Rick Santorum To Launch Second White House Bid

AUDIE CORNISH, HOST:

Here's someone else who is hoping for a good comeback story. He's a former U.S. senator, former 2012 White House hopeful, former Iowa caucus winner, and as of today, Rick Santorum is again a Republican presidential candidate. Joining us to talk about this is NPR national political correspondent Don Gonyea. Hey, there, Don.

DON GONYEA, BYLINE: Hi, there.

CORNISH: So we already see it's going to be a very crowded race for the GOP nomination, right? How does Santorum hope to stand out?

GONYEA: Well, we don't know if he'll wear the sweater vest this time. But look - here's his big claim. He emerged from the pack just before the Iowa caucuses four years ago, in 2012. He won them - barely. Then he won 10 more states, becoming a major thorn in Mitt Romney's side, all the while running an underfunded campaign. He says he's a proven vote-getter. Evangelical voters were a big part of that, but he insists he's more than that. He pitches a message of economic populism - that's kind of unusual in Republican circles - and says they have to be the party of the little guy.

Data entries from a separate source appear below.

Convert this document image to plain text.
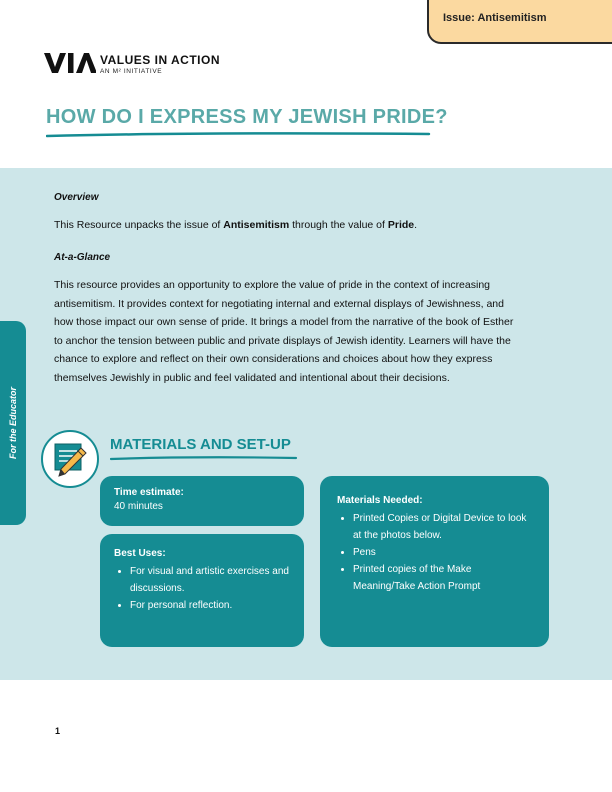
Issue: Antisemitism
VALUES IN ACTION
AN M² INITIATIVE
HOW DO I EXPRESS MY JEWISH PRIDE?
For the Educator
Overview
This Resource unpacks the issue of Antisemitism through the value of Pride.
At-a-Glance
This resource provides an opportunity to explore the value of pride in the context of increasing antisemitism. It provides context for negotiating internal and external displays of Jewishness, and how those impact our own sense of pride. It brings a model from the narrative of the book of Esther to anchor the tension between public and private displays of Jewish identity. Learners will have the chance to explore and reflect on their own considerations and choices about how they express themselves Jewishly in public and feel validated and intentional about their decisions.
MATERIALS AND SET-UP
Time estimate:
40 minutes
Best Uses:
• For visual and artistic exercises and discussions.
• For personal reflection.
Materials Needed:
• Printed Copies or Digital Device to look at the photos below.
• Pens
• Printed copies of the Make Meaning/Take Action Prompt
1
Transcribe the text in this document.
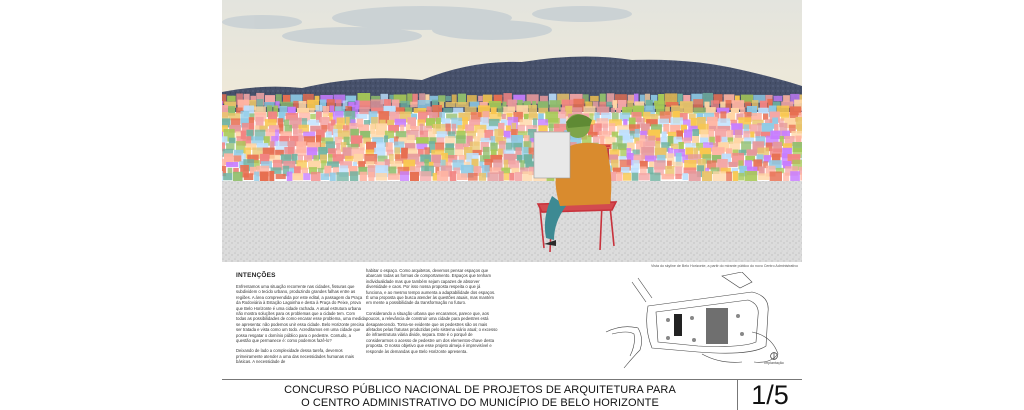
Vista do skyline de Belo Horizonte, a partir do mirante público do novo Centro Administrativo
INTENÇÕES

Enfrentamos uma situação recorrente nas cidades, fissuras que subdividem o tecido urbano, produzindo grandes falhas entre as regiões. A área compreendida por este edital, a passagem da Praça da Rodoviária à Estação Lagoinha e desta à Praça do Peixe, prova que Belo Horizonte é uma cidade rachada. A atual estrutura urbana não mostra soluções para os problemas que a cidade tem. Com todas as possibilidades de como encarar esse problema, uma medida se apresenta: não podemos unir essa cidade. Belo Horizonte precisa ser tratada e vista como um todo. Acreditamos em uma cidade que possa resgatar o domínio público para o pedestre. Contudo, a questão que permanece é: como podemos fazê-lo?

Deixando de lado a complexidade dessa tarefa, devemos primeiramente atender a uma das necessidades humanas mais básicas. A necessidade de

habitar o espaço. Como arquitetos, devemos pensar espaços que abarcam todas as formas de comportamento. Espaços que tenham individualidade mas que também sejam capazes de absorver diversidade e caos. Por isso nossa proposta respeita o que já funciona, e ao mesmo tempo aumenta a adaptabilidade dos espaços. É uma proposta que busca atender às questões atuais, mas mantém em mente a possibilidade da transformação no futuro.

Considerando a situação urbana que encaramos, parece que, aos poucos, a relevância de construir uma cidade para pedestres está desaparecendo. Torna-se evidente que os pedestres são os mais afetados pelas fraturas produzidas pelo sistema viário atual; o excesso de infraestrutura viária divide, separa. Este é o porquê de considerarmos o acesso de pedestre um dos elementos-chave desta proposta. O nosso objetivo que esse projeto almeja é imprevisível e responde às demandas que Belo Horizonte apresenta.

Implantação
CONCURSO PÚBLICO NACIONAL DE PROJETOS DE ARQUITETURA PARA
O CENTRO ADMINISTRATIVO DO MUNICÍPIO DE BELO HORIZONTE	1/5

CORNISH: So you make it sound like he was sort of the anti-Romney candidate last time around, right? I mean, how about this time?

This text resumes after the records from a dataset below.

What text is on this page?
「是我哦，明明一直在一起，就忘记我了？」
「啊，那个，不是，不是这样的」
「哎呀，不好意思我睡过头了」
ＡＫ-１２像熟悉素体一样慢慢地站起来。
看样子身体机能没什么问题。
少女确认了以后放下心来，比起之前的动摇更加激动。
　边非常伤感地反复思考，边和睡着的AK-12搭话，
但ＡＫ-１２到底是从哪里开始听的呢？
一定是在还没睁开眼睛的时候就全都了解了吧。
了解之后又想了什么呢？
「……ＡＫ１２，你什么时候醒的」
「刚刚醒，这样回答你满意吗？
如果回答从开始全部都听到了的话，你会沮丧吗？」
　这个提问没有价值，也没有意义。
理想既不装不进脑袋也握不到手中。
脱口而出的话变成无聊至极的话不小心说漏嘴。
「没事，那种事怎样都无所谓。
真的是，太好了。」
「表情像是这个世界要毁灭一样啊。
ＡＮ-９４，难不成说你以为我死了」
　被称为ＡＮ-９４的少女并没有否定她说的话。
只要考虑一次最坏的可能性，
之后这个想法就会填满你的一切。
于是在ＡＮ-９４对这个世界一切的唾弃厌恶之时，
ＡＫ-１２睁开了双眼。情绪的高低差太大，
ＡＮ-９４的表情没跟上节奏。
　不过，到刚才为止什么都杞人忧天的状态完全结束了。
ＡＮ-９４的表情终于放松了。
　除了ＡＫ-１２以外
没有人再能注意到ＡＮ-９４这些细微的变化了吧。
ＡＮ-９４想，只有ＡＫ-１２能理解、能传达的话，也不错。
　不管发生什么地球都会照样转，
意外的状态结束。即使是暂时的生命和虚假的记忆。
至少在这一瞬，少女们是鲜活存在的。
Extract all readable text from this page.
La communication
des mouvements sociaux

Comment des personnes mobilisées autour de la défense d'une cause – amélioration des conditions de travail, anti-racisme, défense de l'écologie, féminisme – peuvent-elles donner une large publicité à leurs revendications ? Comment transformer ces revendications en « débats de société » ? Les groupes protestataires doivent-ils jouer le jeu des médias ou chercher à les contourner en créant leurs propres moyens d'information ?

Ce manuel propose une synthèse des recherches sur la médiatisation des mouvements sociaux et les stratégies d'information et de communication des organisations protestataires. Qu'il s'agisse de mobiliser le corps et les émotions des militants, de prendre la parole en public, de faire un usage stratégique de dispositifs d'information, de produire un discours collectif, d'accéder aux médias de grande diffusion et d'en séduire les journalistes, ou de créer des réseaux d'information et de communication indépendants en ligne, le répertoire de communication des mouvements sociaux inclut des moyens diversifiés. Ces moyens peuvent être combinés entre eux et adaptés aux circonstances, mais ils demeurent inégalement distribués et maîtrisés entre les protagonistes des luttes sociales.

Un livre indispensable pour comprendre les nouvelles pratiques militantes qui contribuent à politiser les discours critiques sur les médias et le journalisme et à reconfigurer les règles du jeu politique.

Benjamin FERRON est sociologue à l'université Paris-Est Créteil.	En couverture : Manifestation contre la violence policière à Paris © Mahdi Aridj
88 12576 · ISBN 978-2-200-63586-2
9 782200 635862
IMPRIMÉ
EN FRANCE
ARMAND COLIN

GONYEA: This time, he says the election is about national security. And he points to his own experience - two terms in the United States Senate Armed Services Committee. His rhetoric on how to deal with terrorist threats is as hawkish as anyone's in the race. Take a listen to this. It's from a recent speech in Iowa on how he'd deal with ISIS.

(SOUNDBITE OF SPEECH)

RICK SANTORUM: They want to bring back a seventh century version of Islam, and so here's my suggestion. We load up our bombers, and we bomb them back to the seventh century.

(APPLAUSE)

GONYEA: So there's that. He's similarly tough on Iran, and he says the president is creating a situation where it will become a nuclear power. And he notes that he sponsored legislation a dozen years ago to impose sanctions.

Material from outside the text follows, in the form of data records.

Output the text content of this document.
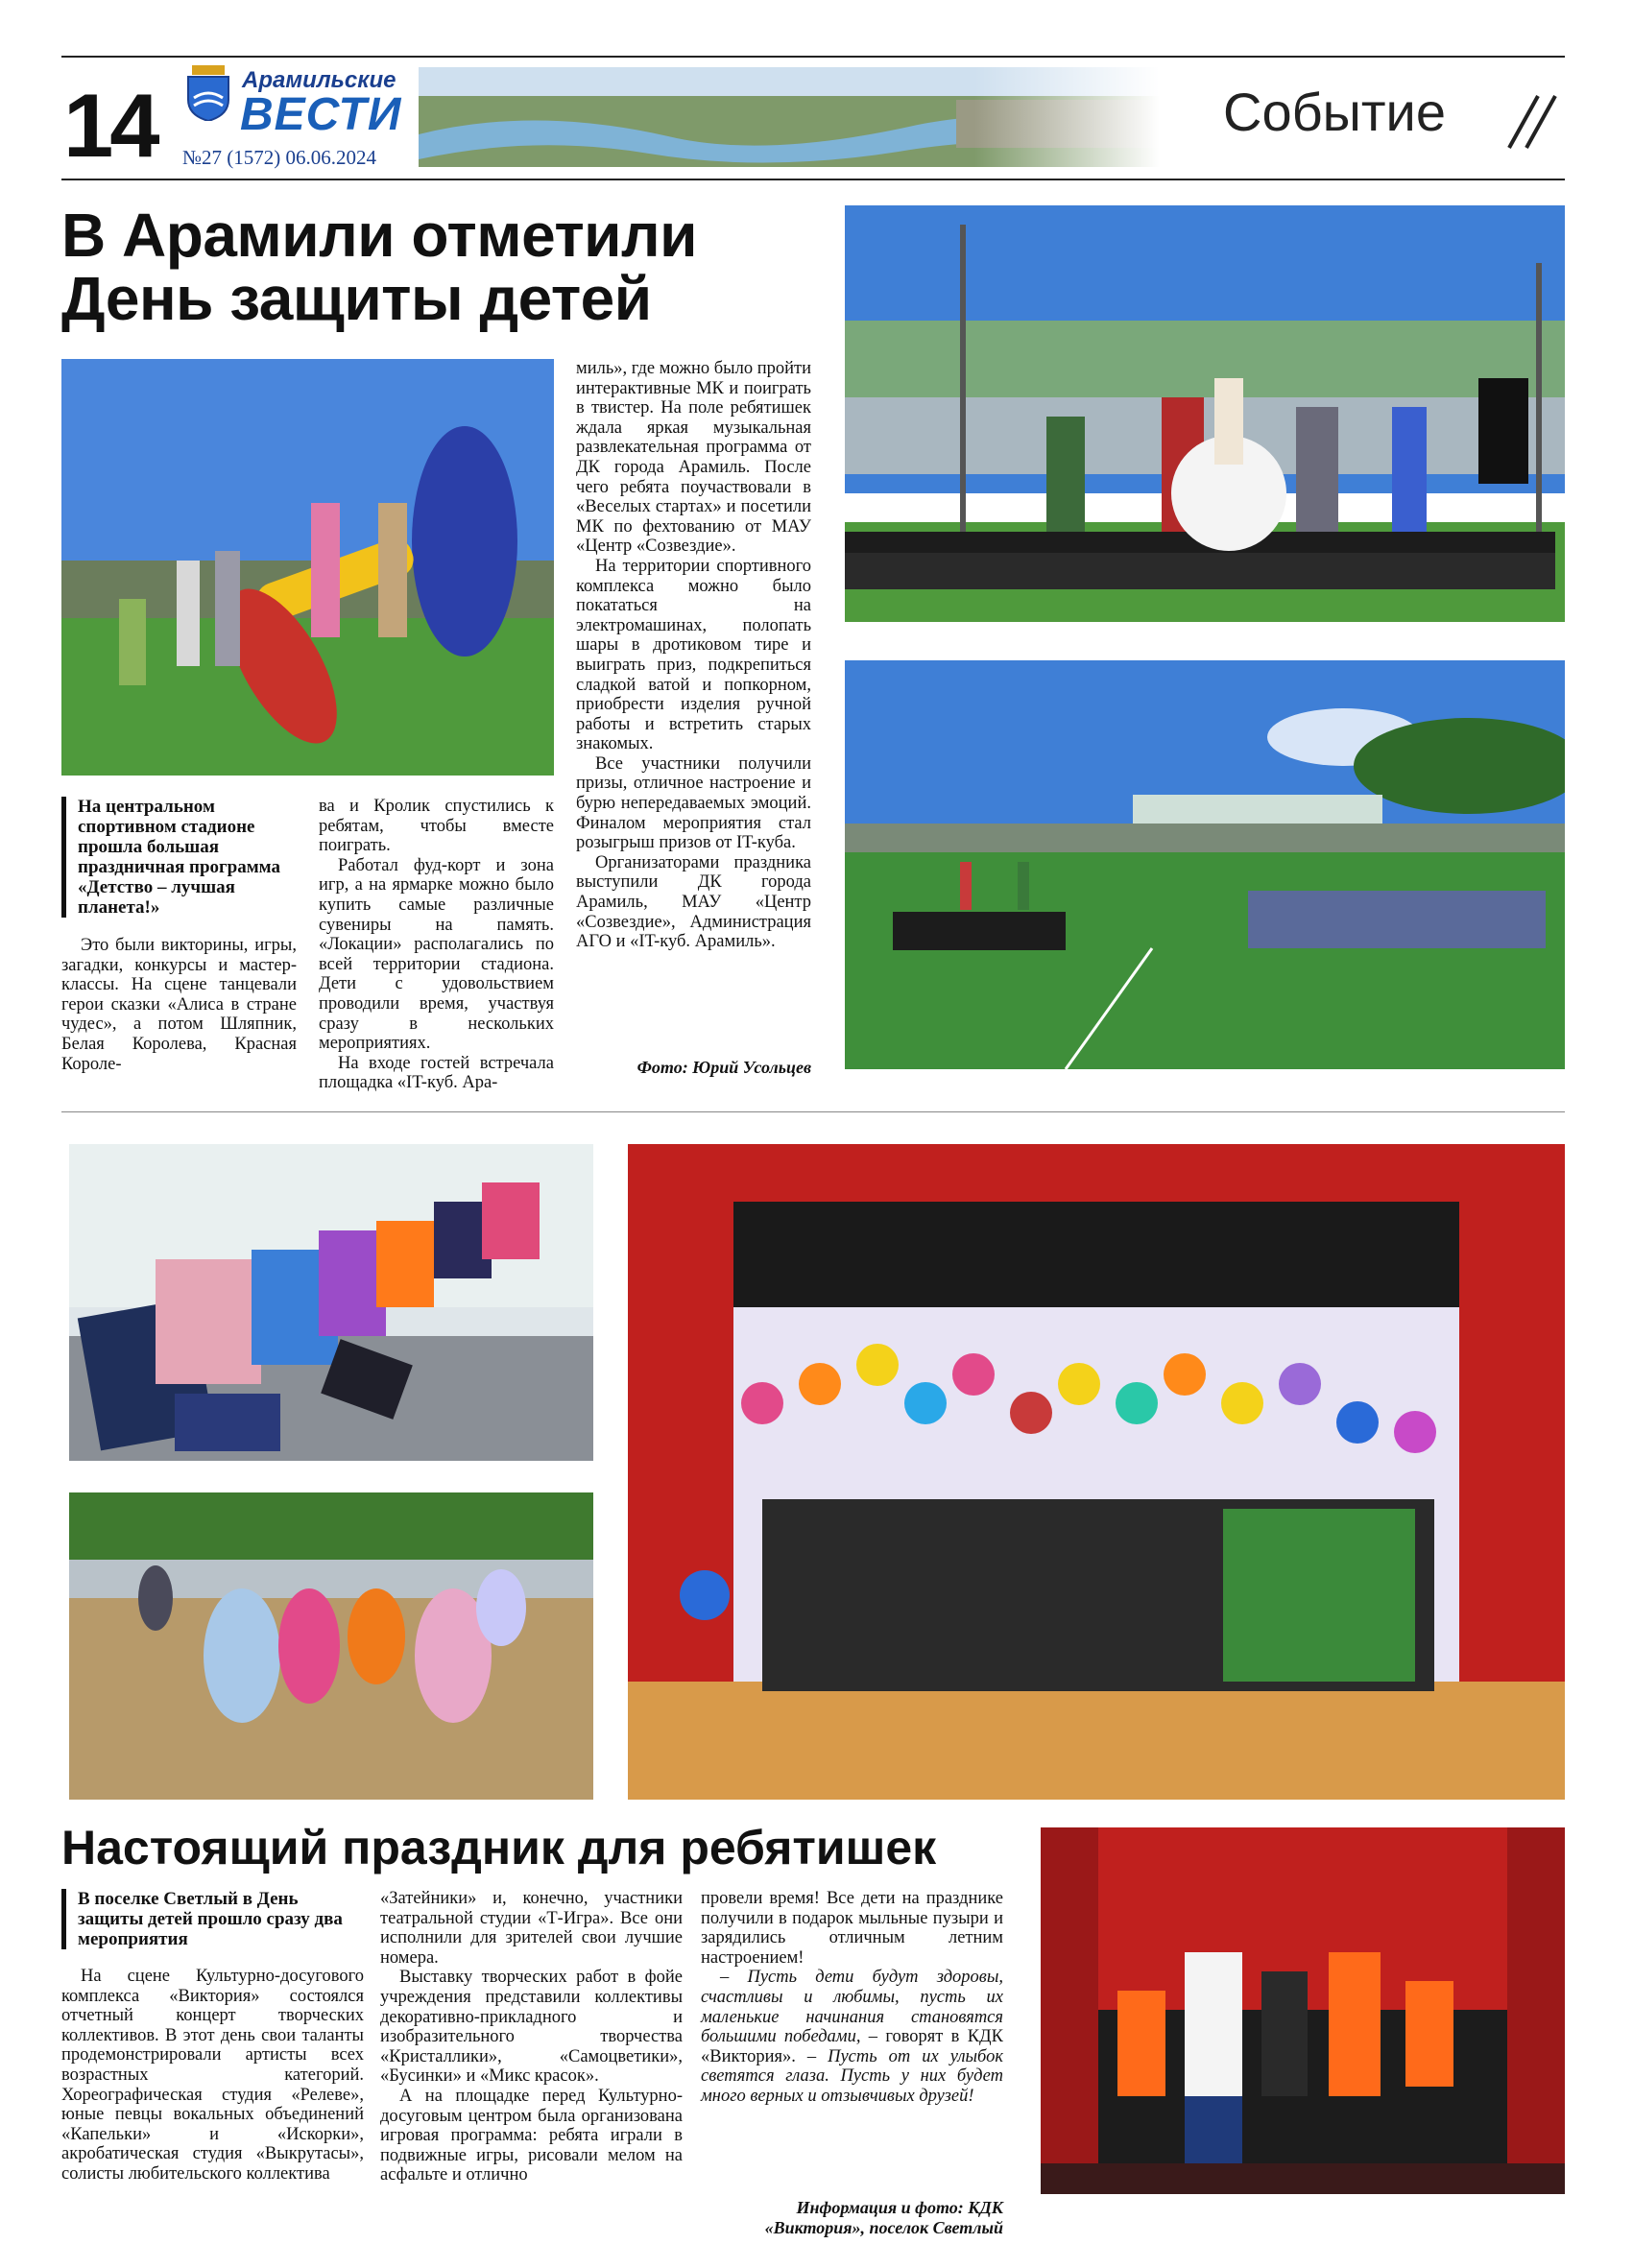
14	Арамильские
ВЕСТИ
№27 (1572) 06.06.2024
Событие
В Арамили отметили
День защиты детей
На центральном спортивном стадионе прошла большая праздничная программа «Детство – лучшая планета!»

Это были викторины, игры, загадки, конкурсы и мастер-классы. На сцене танцевали герои сказки «Алиса в стране чудес», а потом Шляпник, Белая Королева, Красная Короле-

ва и Кролик спустились к ребятам, чтобы вместе поиграть.

Работал фуд-корт и зона игр, а на ярмарке можно было купить самые различные сувениры на память. «Локации» располагались по всей территории стадиона. Дети с удовольствием проводили время, участвуя сразу в нескольких мероприятиях.

На входе гостей встречала площадка «IT-куб. Ара-

миль», где можно было пройти интерактивные МК и поиграть в твистер. На поле ребятишек ждала яркая музыкальная развлекательная программа от ДК города Арамиль. После чего ребята поучаствовали в «Веселых стартах» и посетили МК по фехтованию от МАУ «Центр «Созвездие».

На территории спортивного комплекса можно было покататься на электромашинах, полопать шары в дротиковом тире и выиграть приз, подкрепиться сладкой ватой и попкорном, приобрести изделия ручной работы и встретить старых знакомых.

Все участники получили призы, отличное настроение и бурю непередаваемых эмоций. Финалом мероприятия стал розыгрыш призов от IT-куба.

Организаторами праздника выступили ДК города Арамиль, МАУ «Центр «Созвездие», Администрация АГО и «IT-куб. Арамиль».

Фото: Юрий Усольцев
Настоящий праздник для ребятишек
В поселке Светлый в День защиты детей прошло сразу два мероприятия

На сцене Культурно-досугового комплекса «Виктория» состоялся отчетный концерт творческих коллективов. В этот день свои таланты продемонстрировали артисты всех возрастных категорий. Хореографическая студия «Релеве», юные певцы вокальных объединений «Капельки» и «Искорки», акробатическая студия «Выкрутасы», солисты любительского коллектива

«Затейники» и, конечно, участники театральной студии «Т-Игра». Все они исполнили для зрителей свои лучшие номера.

Выставку творческих работ в фойе учреждения представили коллективы декоративно-прикладного и изобразительного творчества «Кристаллики», «Самоцветики», «Бусинки» и «Микс красок».

А на площадке перед Культурно-досуговым центром была организована игровая программа: ребята играли в подвижные игры, рисовали мелом на асфальте и отлично

провели время! Все дети на празднике получили в подарок мыльные пузыри и зарядились отличным летним настроением!

– Пусть дети будут здоровы, счастливы и любимы, пусть их маленькие начинания становятся большими победами, – говорят в КДК «Виктория». – Пусть от их улыбок светятся глаза. Пусть у них будет много верных и отзывчивых друзей!

Информация и фото: КДК
«Виктория», поселок Светлый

CORNISH: Meanwhile, when you look back at his previous attempts, I mean, what are the lessons we can draw from the last campaign?

GONYEA: Well, he won over a lot of voters by meeting them face-to-face - went to all 99 counties in Iowa. He's proud of that. Sometimes he was unscripted. Sometimes that got him into trouble. He would often step on his own message, like this comment, again, from four years ago that got a lot of attention. He's talking about President Obama.

(SOUNDBITE OF SPEECH)

SANTORUM: President Obama once said he wants everybody in America to go to college. What a snob.

(LAUGHTER)

GONYEA: This time, he's going to find a more crowded field, probably a more polished field, a more experienced field, so he'll have even less of a margin for error.

CORNISH: And, Don, we've got to talk about polls, right? This is going to come into play with the debates in particular. And when you look at Santorum, he's barely in the top 10, right? I mean, what does that mean at this stage?

GONYEA: Single digits - low single digits. So we may eventually have 15 or more Republican candidates. Only the top 10 in the polls will be allowed to join the first debate in August. Any candidate on the bubble - that may include Santorum - is going to have to figure out a way to get attention to make sure they get a slot. Debates were key for him four years ago. He needs them this year, as well, so that is a big early test.

CORNISH: NPR's Done Gonyea on Rick Santorum entering the Republican presidential race - his second go for the White House. Don, thanks so much.